Impact of Geopolitical Events on Diesel Margins
One of the significant factors elevating diesel margins is the ongoing conflict in Ukraine. Ukrainian drone strikes on Russian refineries have disrupted global supply chains, pushing margins even higher. Matthew Blair, an analyst at Tudor, Pickering, Holt & Co, emphasizes that widening differentials for nearly all major crude grades against the global benchmark, Brent, alongside falling crude prices, are providing much-needed relief to refiners.
Key Players and Earnings Forecast
As we prepare to witness the earnings reports from major refining companies, expectations are high. Valero, currently the second-largest U.S. refiner by capacity, is set to announce its earnings soon. Analysts anticipate a remarkable leap in profits, projecting earnings of $3.27 per share, a significant increase from $0.64 a year earlier.
Following closely is Marathon Petroleum, the largest U.S. refiner by volume. Analysts estimate it will report a profit of $3.01 per share, up from a modest $0.77 the previous year. Phillips 66 also enters the earnings fray with expectations of a turnaround, forecasting a profit of $2.19 per share as compared to a loss of $0.15 a year ago.
The Venezuelan Factor
A crucial development affecting the U.S. refining landscape is the recent political change in Venezuela.
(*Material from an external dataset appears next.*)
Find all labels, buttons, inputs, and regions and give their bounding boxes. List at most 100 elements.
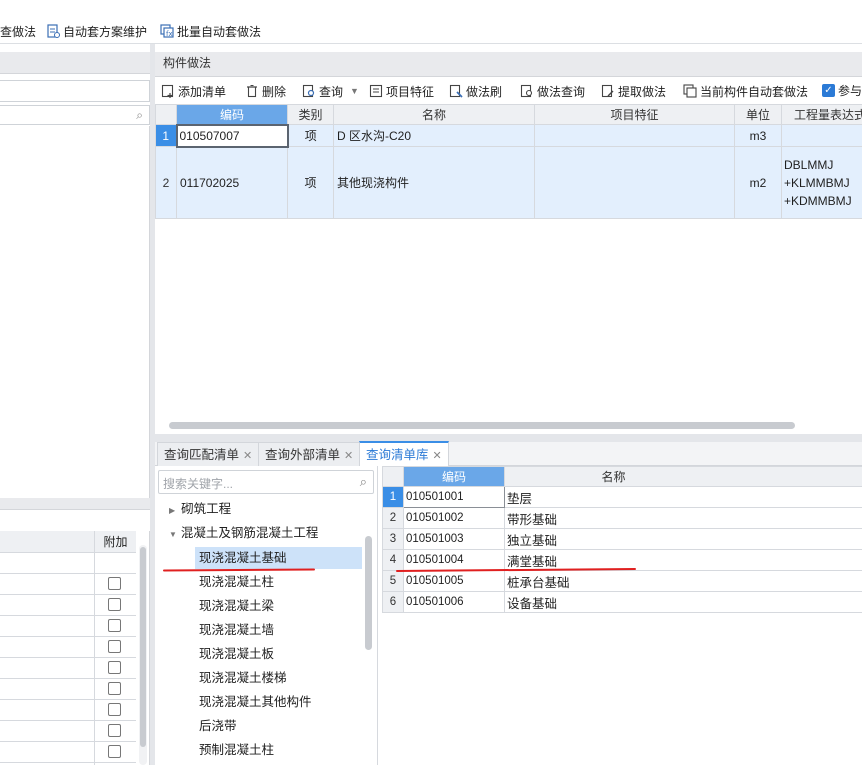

The U.S. military’s ousting of President Nicolás Maduro has created a path for Venezuelan oil exports to resume flowing towards the U.S. Though Venezuela was once a significant oil producer, its production capabilities remain fraught with challenges.
According to Jason Gabelman, an analyst at TD Cowen, this shift is likely to widen crude differentials as more Venezuelan barrels find their way to U.S. markets. Complex refineries along the Gulf Coast, including those operated by Valero, Marathon, and Phillips 66, are particularly well-equipped to process this heavy-grade crude, necessitating discussions among investors regarding these facilities’ readiness to absorb the influx of Venezuelan oil.
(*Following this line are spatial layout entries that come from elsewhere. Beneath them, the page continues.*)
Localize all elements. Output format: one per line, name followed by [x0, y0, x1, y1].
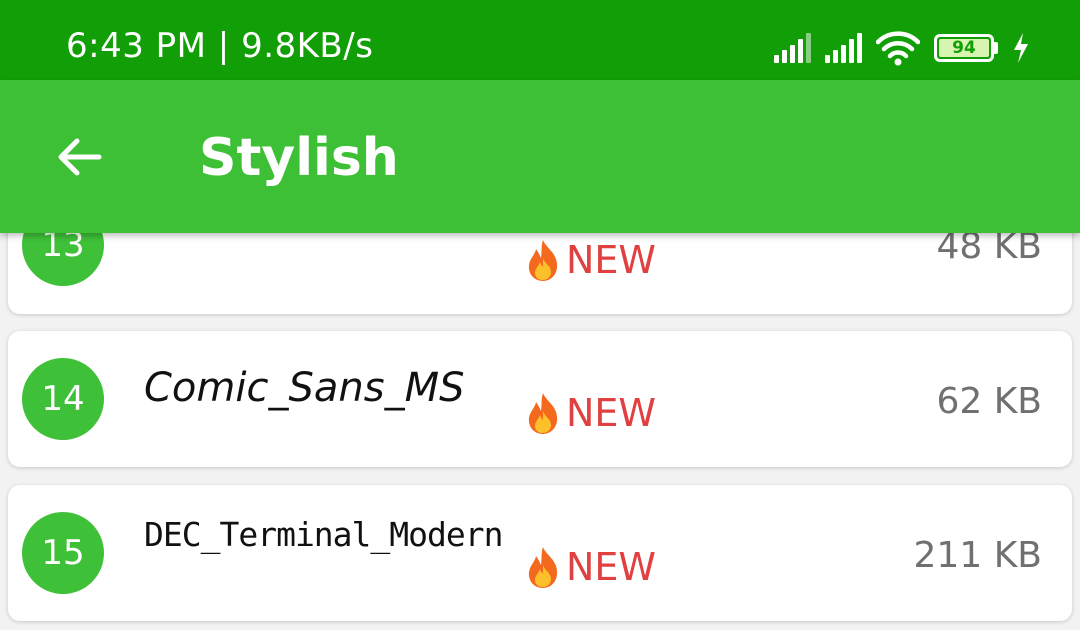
font-name-preview: Comic_Sans_MS — [144, 365, 465, 411]
font-item-14[interactable]: 14 Comic_Sans_MS NEW 62 KB — [8, 331, 1072, 467]
status-time-speed: 6:43 PM | 9.8KB/s — [66, 26, 374, 66]
app-bar: Stylish — [0, 80, 1080, 233]
new-badge: NEW — [524, 391, 656, 435]
fire-icon — [528, 393, 558, 434]
font-name-preview: DEC_Terminal_Modern — [144, 515, 503, 554]
signal-icon — [825, 33, 862, 63]
new-badge-label: NEW — [566, 391, 657, 435]
charging-icon — [1014, 33, 1028, 63]
new-badge-label: NEW — [566, 545, 657, 589]
new-badge: NEW — [524, 545, 656, 589]
signal-icon — [774, 33, 811, 63]
status-bar: 6:43 PM | 9.8KB/s 94 — [0, 0, 1080, 80]
item-number-badge: 14 — [22, 358, 104, 440]
page-title: Stylish — [199, 128, 399, 188]
battery-icon: 94 — [934, 34, 998, 62]
item-number-badge: 15 — [22, 512, 104, 594]
font-item-15[interactable]: 15 DEC_Terminal_Modern NEW 211 KB — [8, 485, 1072, 621]
battery-level: 94 — [939, 39, 989, 57]
new-badge-label: NEW — [566, 238, 657, 282]
file-size: 211 KB — [913, 535, 1042, 576]
fire-icon — [528, 547, 558, 588]
file-size: 62 KB — [936, 381, 1042, 422]
new-badge: NEW — [524, 238, 656, 282]
fire-icon — [528, 240, 558, 281]
arrow-left-icon — [58, 138, 102, 176]
status-icons: 94 — [774, 30, 1030, 66]
wifi-icon — [876, 31, 920, 66]
back-button[interactable] — [46, 124, 112, 190]
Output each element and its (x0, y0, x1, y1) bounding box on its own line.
Market Speculations and Challenges
Investors are keen to gain insights during upcoming earnings calls about Gulf Coast refiners’ capabilities in integrating Venezuelan crude into their operations. How swiftly can these refineries adapt? What impact will the increased supply from Venezuela have on pricing? Simon Wong, portfolio manager at Gabelli Funds, emphasizes that clarity from refining executives will be critical in addressing these questions.
While there’s optimism surrounding Venezuelan oil shipments, Ben Hoff, head of commodity research at Societe Generale, warns that the country’s production challenges are significant. The prospect of ramping up production in a short timeframe remains uncertain, hinting at a longer play for U.S. refiners in navigating these shifts.
This evolving narrative in the oil sector underscores not only the interplay of geopolitics and market dynamics but also the strategic decisions that will shape the profitability of America’s major refining companies.